Fiona, Tony, Yanis… Des prénoms qui résonnent dans les mémoires. La mort de ces enfants avaient provoqué une vive émotion en France, parce qu’ils ont été victimes des violences de leurs parents. Pour y faire face, le ministère des Familles lance mercredi un vaste plan de mobilisation et de lutte contre les violences faites aux enfants. Avec également une campagne numérique organisée sur les réseaux sociaux. L'objectif est de mieux faire connaitre le 119, le numéro anonyme et gratuit de Allô Enfance en danger, destiné à signaler une situation où un enfant semble courir des risques.

90 appels par jour. Loin d'être marginales, ces violences peuvent conduire à la mort dans certains cas : en 2016, la police et la gendarmerie ont dénombré 68 enfants de moins de 15 ans victimes de violences mortelles dans le cadre de leur famille. Un chiffre qui ne prend pourtant pas en compte ni les nourrissons, dont il toujours difficile de déterminer la cause du décès, ni les plus de 15 ans.

Pour les enfants en danger, le numéro d’urgence 119 reçoit un nombre d’appels assez stable depuis les années 2010 : 33.000 par an. Par jour, cela représente 90 appels. Dans la moitié des cas, les équipes du 119 déclenchent une "information préoccupante", l'équivalent des anciens "signalements" auprès des services sociaux des départements. Depuis 2012, le nombre de ces informations préoccupantes a doublé ; ce qui pourrait à la fois s'expliquer par une recrudescence d’enfants maltraités et par une meilleure connaissance du 119, avec des appels plus nombreux.
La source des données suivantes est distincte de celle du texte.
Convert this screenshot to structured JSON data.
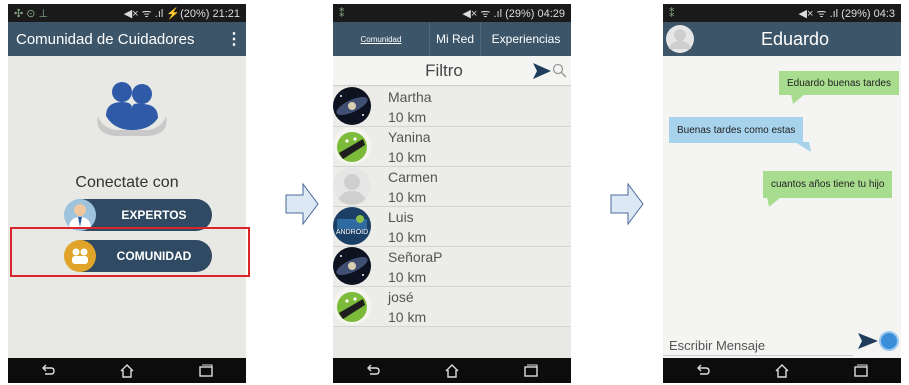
{
  "phone1": {
    "status_right": "◀× ᯤ .ıl ⚡(20%) 21:21",
    "status_left": "✣ ⊙ ⊥",
    "title": "Comunidad de Cuidadores",
    "menu": "⋮",
    "connect_text": "Conectate con",
    "btn_expertos": "EXPERTOS",
    "btn_comunidad": "COMUNIDAD"
  },
  "phone2": {
    "status_right": "◀× ᯤ .ıl (29%) 04:29",
    "tabs": [
      "Comunidad",
      "Mi Red",
      "Experiencias"
    ],
    "filter_label": "Filtro",
    "contacts": [
      {
        "name": "Martha",
        "distance": "10 km",
        "avatar": "galaxy"
      },
      {
        "name": "Yanina",
        "distance": "10 km",
        "avatar": "android"
      },
      {
        "name": "Carmen",
        "distance": "10 km",
        "avatar": "default"
      },
      {
        "name": "Luis",
        "distance": "10 km",
        "avatar": "android-logo"
      },
      {
        "name": "SeñoraP",
        "distance": "10 km",
        "avatar": "galaxy"
      },
      {
        "name": "josé",
        "distance": "10 km",
        "avatar": "android"
      }
    ]
  },
  "phone3": {
    "status_right": "◀× ᯤ .ıl (29%) 04:3",
    "contact_name": "Eduardo",
    "messages": [
      {
        "text": "Eduardo buenas tardes",
        "dir": "out"
      },
      {
        "text": "Buenas tardes como estas",
        "dir": "in"
      },
      {
        "text": "cuantos años tiene tu hijo",
        "dir": "out"
      }
    ],
    "input_placeholder": "Escribir Mensaje"
  },
  "colors": {
    "appbar": "#3c5568",
    "highlight": "#d9262b",
    "bubble_in": "#a7d3ec",
    "bubble_out": "#a8dc8e"
  }
}
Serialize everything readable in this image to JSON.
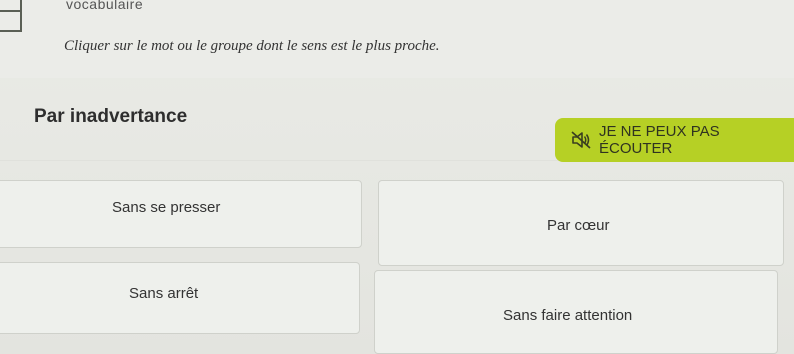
{
  "header": {
    "title": "vocabulaire",
    "logo_icon": "vocabulaire-logo-icon"
  },
  "exercise": {
    "instruction": "Cliquer sur le mot ou le groupe dont le sens est le plus proche.",
    "question": "Par inadvertance",
    "listen_button": {
      "icon": "speaker-muted-icon",
      "label": "JE NE PEUX PAS ÉCOUTER",
      "color": "#b6d025"
    },
    "answers": [
      {
        "label": "Sans se presser"
      },
      {
        "label": "Par cœur"
      },
      {
        "label": "Sans arrêt"
      },
      {
        "label": "Sans faire attention"
      }
    ]
  }
}
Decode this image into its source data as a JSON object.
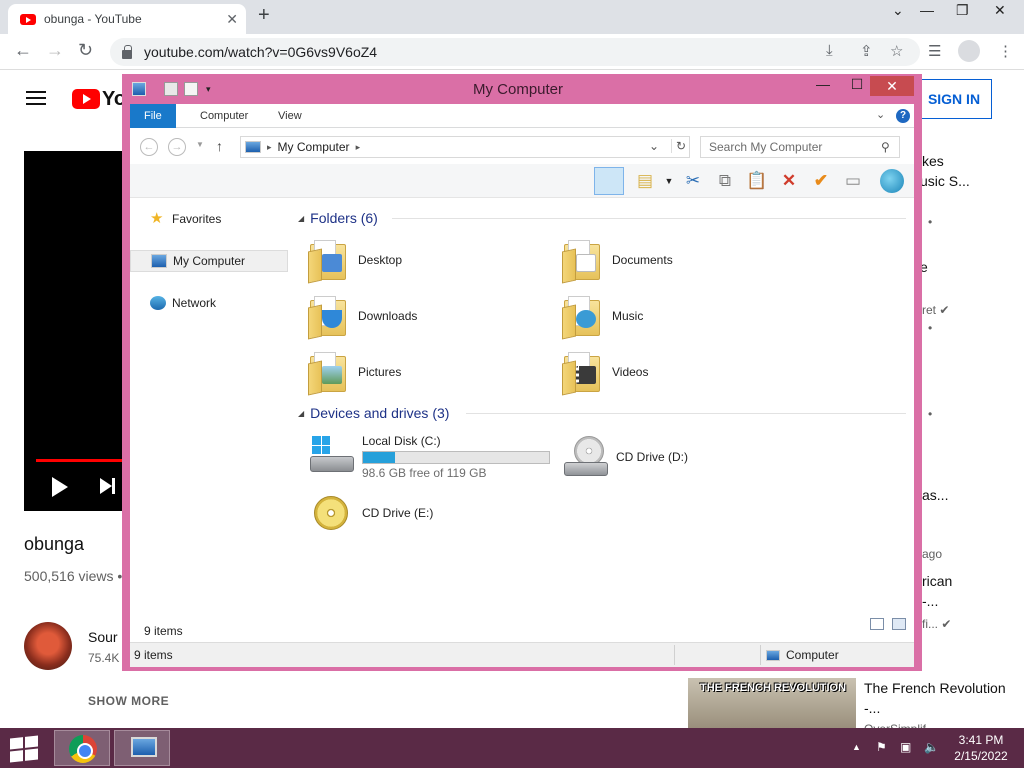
{
  "browser": {
    "tab_title": "obunga - YouTube",
    "tab_close": "✕",
    "new_tab": "+",
    "url": "youtube.com/watch?v=0G6vs9V6oZ4",
    "controls": {
      "collapse": "⌄",
      "minimize": "—",
      "restore": "❐",
      "close": "✕"
    },
    "nav": {
      "back": "←",
      "forward": "→",
      "reload": "↻"
    },
    "toolbar": {
      "download": "⤓",
      "share": "⇪",
      "bookmark": "☆",
      "media": "☰",
      "menu": "⋮"
    }
  },
  "youtube": {
    "logo_text": "Yo",
    "sign_in": "SIGN IN",
    "video_title": "obunga",
    "views": "500,516 views •",
    "channel_name": "Sour",
    "channel_subs": "75.4K",
    "show_more": "SHOW MORE",
    "sidebar_fragments": [
      {
        "text": "kes"
      },
      {
        "text": "usic S..."
      },
      {
        "text": "e"
      },
      {
        "text": "as..."
      },
      {
        "text": "rican"
      },
      {
        "text": "-..."
      }
    ],
    "sidebar_meta": [
      {
        "text": "•"
      },
      {
        "text": "ret ✔"
      },
      {
        "text": "•"
      },
      {
        "text": "•"
      },
      {
        "text": "ago"
      },
      {
        "text": "fi... ✔"
      }
    ],
    "thumb_text": "THE FRENCH REVOLUTION",
    "thumb_title": "The French Revolution -...",
    "thumb_channel": "OverSimplif..."
  },
  "explorer": {
    "title": "My Computer",
    "ribbon_tabs": [
      "File",
      "Computer",
      "View"
    ],
    "help": "?",
    "address": "My Computer",
    "search_placeholder": "Search My Computer",
    "nav_items": [
      {
        "label": "Favorites",
        "icon": "star-icon"
      },
      {
        "label": "My Computer",
        "icon": "computer-icon",
        "selected": true
      },
      {
        "label": "Network",
        "icon": "network-icon"
      }
    ],
    "folders_header": "Folders (6)",
    "folders": [
      {
        "label": "Desktop",
        "badge": "#4b8ad6"
      },
      {
        "label": "Documents",
        "badge": "#ffffff"
      },
      {
        "label": "Downloads",
        "badge": "#2f88d8"
      },
      {
        "label": "Music",
        "badge": "#3a9bd5"
      },
      {
        "label": "Pictures",
        "badge": "#7fb4d8"
      },
      {
        "label": "Videos",
        "badge": "#3a3a3a"
      }
    ],
    "drives_header": "Devices and drives (3)",
    "drives": {
      "c": {
        "name": "Local Disk (C:)",
        "free": "98.6 GB free of 119 GB",
        "used_fraction": 0.171
      },
      "d": {
        "name": "CD Drive (D:)"
      },
      "e": {
        "name": "CD Drive (E:)"
      }
    },
    "items_count": "9 items",
    "status_left": "9 items",
    "status_right": "Computer"
  },
  "taskbar": {
    "time": "3:41 PM",
    "date": "2/15/2022",
    "tray": {
      "up": "▲",
      "flag": "⚑",
      "net": "▣",
      "vol": "🔈"
    }
  }
}
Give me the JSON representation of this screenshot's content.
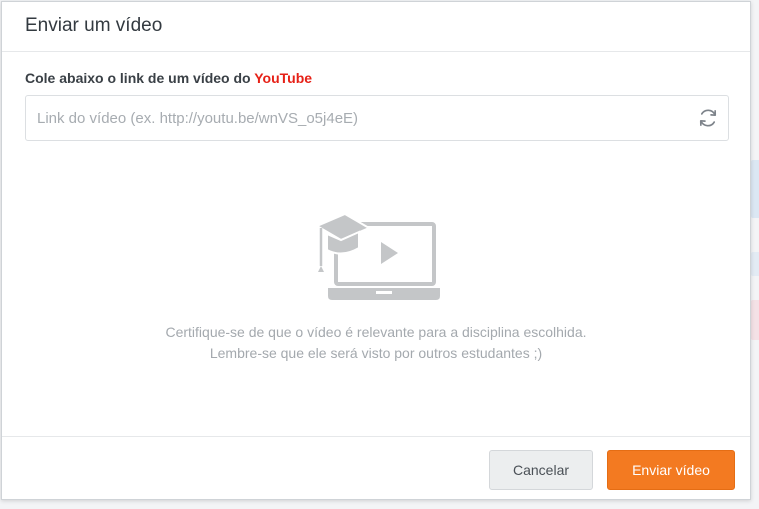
{
  "dialog": {
    "title": "Enviar um vídeo",
    "prompt_text": "Cole abaixo o link de um vídeo do ",
    "prompt_brand": "YouTube",
    "url_input": {
      "value": "",
      "placeholder": "Link do vídeo (ex. http://youtu.be/wnVS_o5j4eE)"
    },
    "refresh_icon": "refresh-icon",
    "illustration_icon": "laptop-video-graduation-cap-icon",
    "hint_line_1": "Certifique-se de que o vídeo é relevante para a disciplina escolhida.",
    "hint_line_2": "Lembre-se que ele será visto por outros estudantes ;)",
    "cancel_label": "Cancelar",
    "submit_label": "Enviar vídeo"
  },
  "colors": {
    "brand_red": "#e62117",
    "submit_orange": "#f37a21",
    "illustration_gray": "#c4c6c8"
  }
}
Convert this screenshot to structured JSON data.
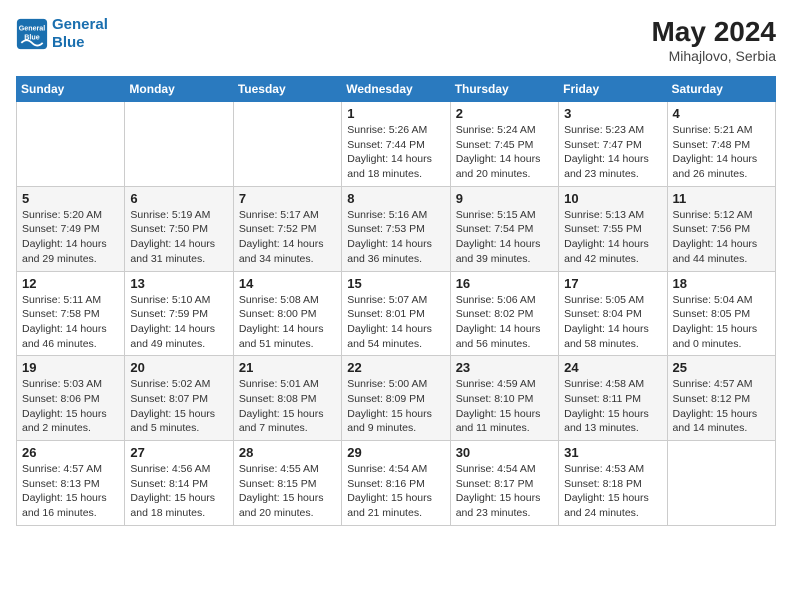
{
  "header": {
    "logo_line1": "General",
    "logo_line2": "Blue",
    "month_year": "May 2024",
    "location": "Mihajlovo, Serbia"
  },
  "weekdays": [
    "Sunday",
    "Monday",
    "Tuesday",
    "Wednesday",
    "Thursday",
    "Friday",
    "Saturday"
  ],
  "weeks": [
    [
      {
        "day": "",
        "info": ""
      },
      {
        "day": "",
        "info": ""
      },
      {
        "day": "",
        "info": ""
      },
      {
        "day": "1",
        "info": "Sunrise: 5:26 AM\nSunset: 7:44 PM\nDaylight: 14 hours and 18 minutes."
      },
      {
        "day": "2",
        "info": "Sunrise: 5:24 AM\nSunset: 7:45 PM\nDaylight: 14 hours and 20 minutes."
      },
      {
        "day": "3",
        "info": "Sunrise: 5:23 AM\nSunset: 7:47 PM\nDaylight: 14 hours and 23 minutes."
      },
      {
        "day": "4",
        "info": "Sunrise: 5:21 AM\nSunset: 7:48 PM\nDaylight: 14 hours and 26 minutes."
      }
    ],
    [
      {
        "day": "5",
        "info": "Sunrise: 5:20 AM\nSunset: 7:49 PM\nDaylight: 14 hours and 29 minutes."
      },
      {
        "day": "6",
        "info": "Sunrise: 5:19 AM\nSunset: 7:50 PM\nDaylight: 14 hours and 31 minutes."
      },
      {
        "day": "7",
        "info": "Sunrise: 5:17 AM\nSunset: 7:52 PM\nDaylight: 14 hours and 34 minutes."
      },
      {
        "day": "8",
        "info": "Sunrise: 5:16 AM\nSunset: 7:53 PM\nDaylight: 14 hours and 36 minutes."
      },
      {
        "day": "9",
        "info": "Sunrise: 5:15 AM\nSunset: 7:54 PM\nDaylight: 14 hours and 39 minutes."
      },
      {
        "day": "10",
        "info": "Sunrise: 5:13 AM\nSunset: 7:55 PM\nDaylight: 14 hours and 42 minutes."
      },
      {
        "day": "11",
        "info": "Sunrise: 5:12 AM\nSunset: 7:56 PM\nDaylight: 14 hours and 44 minutes."
      }
    ],
    [
      {
        "day": "12",
        "info": "Sunrise: 5:11 AM\nSunset: 7:58 PM\nDaylight: 14 hours and 46 minutes."
      },
      {
        "day": "13",
        "info": "Sunrise: 5:10 AM\nSunset: 7:59 PM\nDaylight: 14 hours and 49 minutes."
      },
      {
        "day": "14",
        "info": "Sunrise: 5:08 AM\nSunset: 8:00 PM\nDaylight: 14 hours and 51 minutes."
      },
      {
        "day": "15",
        "info": "Sunrise: 5:07 AM\nSunset: 8:01 PM\nDaylight: 14 hours and 54 minutes."
      },
      {
        "day": "16",
        "info": "Sunrise: 5:06 AM\nSunset: 8:02 PM\nDaylight: 14 hours and 56 minutes."
      },
      {
        "day": "17",
        "info": "Sunrise: 5:05 AM\nSunset: 8:04 PM\nDaylight: 14 hours and 58 minutes."
      },
      {
        "day": "18",
        "info": "Sunrise: 5:04 AM\nSunset: 8:05 PM\nDaylight: 15 hours and 0 minutes."
      }
    ],
    [
      {
        "day": "19",
        "info": "Sunrise: 5:03 AM\nSunset: 8:06 PM\nDaylight: 15 hours and 2 minutes."
      },
      {
        "day": "20",
        "info": "Sunrise: 5:02 AM\nSunset: 8:07 PM\nDaylight: 15 hours and 5 minutes."
      },
      {
        "day": "21",
        "info": "Sunrise: 5:01 AM\nSunset: 8:08 PM\nDaylight: 15 hours and 7 minutes."
      },
      {
        "day": "22",
        "info": "Sunrise: 5:00 AM\nSunset: 8:09 PM\nDaylight: 15 hours and 9 minutes."
      },
      {
        "day": "23",
        "info": "Sunrise: 4:59 AM\nSunset: 8:10 PM\nDaylight: 15 hours and 11 minutes."
      },
      {
        "day": "24",
        "info": "Sunrise: 4:58 AM\nSunset: 8:11 PM\nDaylight: 15 hours and 13 minutes."
      },
      {
        "day": "25",
        "info": "Sunrise: 4:57 AM\nSunset: 8:12 PM\nDaylight: 15 hours and 14 minutes."
      }
    ],
    [
      {
        "day": "26",
        "info": "Sunrise: 4:57 AM\nSunset: 8:13 PM\nDaylight: 15 hours and 16 minutes."
      },
      {
        "day": "27",
        "info": "Sunrise: 4:56 AM\nSunset: 8:14 PM\nDaylight: 15 hours and 18 minutes."
      },
      {
        "day": "28",
        "info": "Sunrise: 4:55 AM\nSunset: 8:15 PM\nDaylight: 15 hours and 20 minutes."
      },
      {
        "day": "29",
        "info": "Sunrise: 4:54 AM\nSunset: 8:16 PM\nDaylight: 15 hours and 21 minutes."
      },
      {
        "day": "30",
        "info": "Sunrise: 4:54 AM\nSunset: 8:17 PM\nDaylight: 15 hours and 23 minutes."
      },
      {
        "day": "31",
        "info": "Sunrise: 4:53 AM\nSunset: 8:18 PM\nDaylight: 15 hours and 24 minutes."
      },
      {
        "day": "",
        "info": ""
      }
    ]
  ]
}
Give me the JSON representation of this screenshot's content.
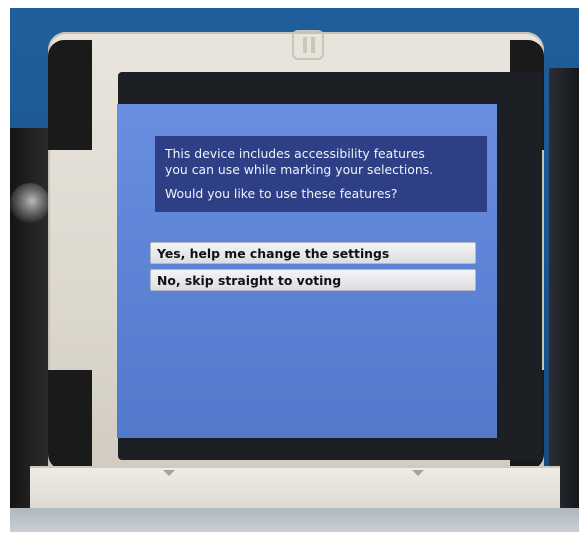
{
  "prompt": {
    "line1": "This device includes accessibility features",
    "line2": "you can use while marking your selections.",
    "question": "Would you like to use these features?"
  },
  "choices": {
    "yes_label": "Yes, help me change the settings",
    "no_label": "No, skip straight to voting"
  },
  "colors": {
    "screen_background": "#5f85d8",
    "prompt_panel": "#2f3f85",
    "button_face": "#e8e9ee",
    "device_frame": "#dcd7cd"
  },
  "icons": {
    "brand_logo": "bracket-logo-icon"
  }
}
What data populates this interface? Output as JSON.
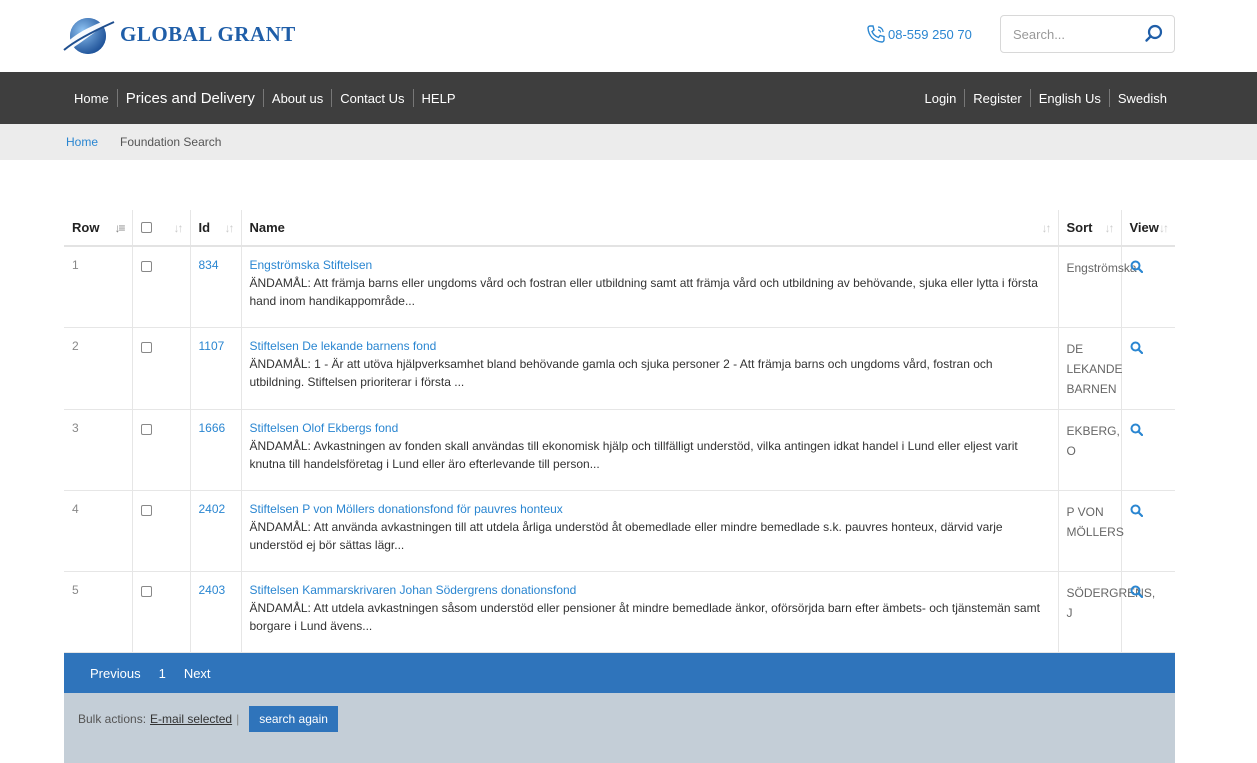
{
  "header": {
    "logo_text": "GLOBAL GRANT",
    "phone": "08-559 250 70",
    "search_placeholder": "Search..."
  },
  "nav": {
    "left": [
      {
        "label": "Home",
        "size": "normal"
      },
      {
        "label": "Prices and Delivery",
        "size": "big"
      },
      {
        "label": "About us",
        "size": "normal"
      },
      {
        "label": "Contact Us",
        "size": "normal"
      },
      {
        "label": "HELP",
        "size": "normal"
      }
    ],
    "right": [
      {
        "label": "Login"
      },
      {
        "label": "Register"
      },
      {
        "label": "English Us"
      },
      {
        "label": "Swedish"
      }
    ]
  },
  "breadcrumb": {
    "home": "Home",
    "current": "Foundation Search"
  },
  "table": {
    "headers": {
      "row": "Row",
      "id": "Id",
      "name": "Name",
      "sort": "Sort",
      "view": "View"
    },
    "rows": [
      {
        "row": "1",
        "id": "834",
        "name": "Engströmska Stiftelsen",
        "desc": "ÄNDAMÅL: Att främja barns eller ungdoms vård och fostran eller utbildning samt att främja vård och utbildning av behövande, sjuka eller lytta i första hand inom handikappområde...",
        "sort": "Engströmska"
      },
      {
        "row": "2",
        "id": "1107",
        "name": "Stiftelsen De lekande barnens fond",
        "desc": "ÄNDAMÅL: 1 - Är att utöva hjälpverksamhet bland behövande gamla och sjuka personer 2 - Att främja barns och ungdoms vård, fostran och utbildning. Stiftelsen prioriterar i första ...",
        "sort": "DE LEKANDE BARNEN"
      },
      {
        "row": "3",
        "id": "1666",
        "name": "Stiftelsen Olof Ekbergs fond",
        "desc": "ÄNDAMÅL: Avkastningen av fonden skall användas till ekonomisk hjälp och tillfälligt understöd, vilka antingen idkat handel i Lund eller eljest varit knutna till handelsföretag i Lund eller äro efterlevande till person...",
        "sort": "EKBERG, O"
      },
      {
        "row": "4",
        "id": "2402",
        "name": "Stiftelsen P von Möllers donationsfond för pauvres honteux",
        "desc": "ÄNDAMÅL: Att använda avkastningen till att utdela årliga understöd åt obemedlade eller mindre bemedlade s.k. pauvres honteux, därvid varje understöd ej bör sättas lägr...",
        "sort": "P VON MÖLLERS"
      },
      {
        "row": "5",
        "id": "2403",
        "name": "Stiftelsen Kammarskrivaren Johan Södergrens donationsfond",
        "desc": "ÄNDAMÅL: Att utdela avkastningen såsom understöd eller pensioner åt mindre bemedlade änkor, oförsörjda barn efter ämbets- och tjänstemän samt borgare i Lund ävens...",
        "sort": "SÖDERGRENS, J"
      }
    ]
  },
  "pager": {
    "previous": "Previous",
    "page": "1",
    "next": "Next"
  },
  "bulk": {
    "label": "Bulk actions:",
    "email_link": "E-mail selected",
    "separator": "|",
    "search_again": "search again"
  },
  "colors": {
    "brand": "#1f5ea8",
    "link": "#2a86d1",
    "navbar": "#3e3e3e",
    "pager": "#2f74bb",
    "bulk_bg": "#c4ced7"
  }
}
Près de 40% des appels viennent des membres de la famille elle-même et 10% des enfants.

Des informations préoccupantes transmises aux services sociaux. Chaque jour, au 119, 45 personnes répondent aux appels pour écouter, rassurer et transmettre des conseils. Au bout du fil, par exemple, une tante s'inquiète pour sa nièce de 6 ans, qui vit avec sa mère et son nouvel ami. Claire lui demande des détails sur la situation : "Quand vous dites qu'elle s'alcoolise, c'est aussi le cas en présence de votre nièce ? Vous craignez des disputes ? Ah, il lui a tapé dessus. Devant l'enfant ?". La psychologue va ensuite la conseiller sur les démarches à suivre. "C'était un appel où il n'y avait pas beaucoup d'éléments factuels, c'est compliqué d'évaluer s'il y a une situation de danger ou pas. La mère pourrait nous appeler et nous donner davantage de détails", analyse-t-elle.

Dans d'autres cas, les faits semblent plus graves. Un adolescent appelle le 119 pour signaler qu'un de ses amis est aux urgences, le bras cassé par ses parents qui le battent depuis l'enfance. Un scénario qui pourrait être inventé, mais Claire "doit" transmettre le dossier au vu de la gravité des faits. Elle va transmettre en urgence une information préoccupante aux services sociaux du département, qui vont immédiatement appeler l’établissement de l'adolescent et essayer de rentrer en contact avec lui. Environ 200 fois par an, le 119 contacte directement la police ou les pompiers en cas d’extrême urgence.

Aide éducative ou sociale. Mais la situation reste problématique : les Français ne sont pas assez mobilisés et ne signalent pas assez les situations graves. Une démarche qui peut être assimilée à de la délation, alors qu'en réalité, il s'agit de sauver une famille en lui apportant une aide éducative ou sociale. D'où la nécessité de cette campagne de prévention pour faire connaître le 119.